The I′ ≥ 30% criterion identifies 3,982 superfamilies (Table 4). Although some of the groupings may be false positives, this number may represent a minimum estimate because many human genes remain unidentified and because many of the proteins in the ‘singleton’ groups (25,237) may actually be related to each other. Taking the data at face value, the proportion of ‘singleton’ groups is 25,237/40,580 = 62% of the total ‘proteins’ in our ‘cleaned’ database. This may be an overestimate, but should be taken cautiously because many of the ‘singletons’ may be false positive and because the total number of human genes remains unknown.

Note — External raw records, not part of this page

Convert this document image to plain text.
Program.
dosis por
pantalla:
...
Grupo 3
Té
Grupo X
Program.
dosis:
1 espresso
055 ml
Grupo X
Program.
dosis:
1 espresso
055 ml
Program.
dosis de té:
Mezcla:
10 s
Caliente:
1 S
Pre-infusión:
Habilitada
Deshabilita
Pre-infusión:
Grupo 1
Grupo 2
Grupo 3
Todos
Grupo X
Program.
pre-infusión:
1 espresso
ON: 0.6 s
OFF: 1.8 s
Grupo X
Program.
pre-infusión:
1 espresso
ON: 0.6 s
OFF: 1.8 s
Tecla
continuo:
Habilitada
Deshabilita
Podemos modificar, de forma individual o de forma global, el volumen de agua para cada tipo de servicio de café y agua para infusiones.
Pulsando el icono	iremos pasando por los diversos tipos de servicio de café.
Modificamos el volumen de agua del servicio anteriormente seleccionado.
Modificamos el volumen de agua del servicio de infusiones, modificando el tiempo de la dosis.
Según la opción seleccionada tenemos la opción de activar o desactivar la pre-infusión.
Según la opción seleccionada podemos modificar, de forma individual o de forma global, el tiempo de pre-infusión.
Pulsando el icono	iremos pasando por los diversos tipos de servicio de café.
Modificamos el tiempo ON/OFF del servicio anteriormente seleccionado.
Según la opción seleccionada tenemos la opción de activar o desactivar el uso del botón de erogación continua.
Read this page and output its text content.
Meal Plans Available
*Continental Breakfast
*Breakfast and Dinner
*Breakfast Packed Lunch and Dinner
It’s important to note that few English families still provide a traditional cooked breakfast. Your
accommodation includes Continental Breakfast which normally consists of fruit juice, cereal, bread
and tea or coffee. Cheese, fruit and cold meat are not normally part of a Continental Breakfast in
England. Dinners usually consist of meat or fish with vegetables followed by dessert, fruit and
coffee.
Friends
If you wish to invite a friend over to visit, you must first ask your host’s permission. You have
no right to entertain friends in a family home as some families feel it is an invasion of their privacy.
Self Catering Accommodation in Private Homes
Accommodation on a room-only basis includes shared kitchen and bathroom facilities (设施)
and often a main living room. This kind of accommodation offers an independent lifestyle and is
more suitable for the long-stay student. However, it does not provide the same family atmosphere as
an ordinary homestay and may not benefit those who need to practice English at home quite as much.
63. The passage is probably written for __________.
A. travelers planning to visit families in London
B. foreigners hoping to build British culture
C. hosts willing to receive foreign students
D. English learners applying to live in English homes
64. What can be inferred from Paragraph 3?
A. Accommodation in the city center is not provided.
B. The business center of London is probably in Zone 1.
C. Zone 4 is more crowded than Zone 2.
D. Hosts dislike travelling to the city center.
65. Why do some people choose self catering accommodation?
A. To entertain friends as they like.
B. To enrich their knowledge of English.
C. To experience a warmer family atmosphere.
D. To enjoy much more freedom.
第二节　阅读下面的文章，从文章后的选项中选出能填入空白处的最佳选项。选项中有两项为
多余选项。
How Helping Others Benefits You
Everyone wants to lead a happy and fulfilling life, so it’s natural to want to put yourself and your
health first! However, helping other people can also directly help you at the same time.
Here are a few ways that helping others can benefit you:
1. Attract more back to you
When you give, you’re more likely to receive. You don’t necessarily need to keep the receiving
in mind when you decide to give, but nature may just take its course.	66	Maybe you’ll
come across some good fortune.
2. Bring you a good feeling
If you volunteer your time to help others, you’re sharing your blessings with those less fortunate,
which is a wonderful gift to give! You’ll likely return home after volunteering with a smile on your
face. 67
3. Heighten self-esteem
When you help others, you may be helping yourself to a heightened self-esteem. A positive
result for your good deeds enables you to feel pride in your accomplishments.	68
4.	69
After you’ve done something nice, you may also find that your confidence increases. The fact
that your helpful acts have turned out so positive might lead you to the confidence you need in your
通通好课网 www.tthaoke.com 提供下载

Our analysis has provided some insights into the evolutionary genomics of the human genome. There are many repetitive elements in our genome (Table 1), and they may have been very important in the evolution of mammalian proteins (Table 2). Domain sharing is common among proteins, and many domain arrangements have been conserved (Table 3). But many challenges remain. For example, as the number of human genes is still unknown, it remains unclear how many human genes exist as single copies. Reliable annotation of the human genome and clean databases of human genes and proteins are required for a rigorous analysis. In addition, better tools are needed for analysis. Single linkage does not seem appropriate for clustering proteins. Finally, better methods are needed for deciding whether two proteins are homologous, especially for short proteins.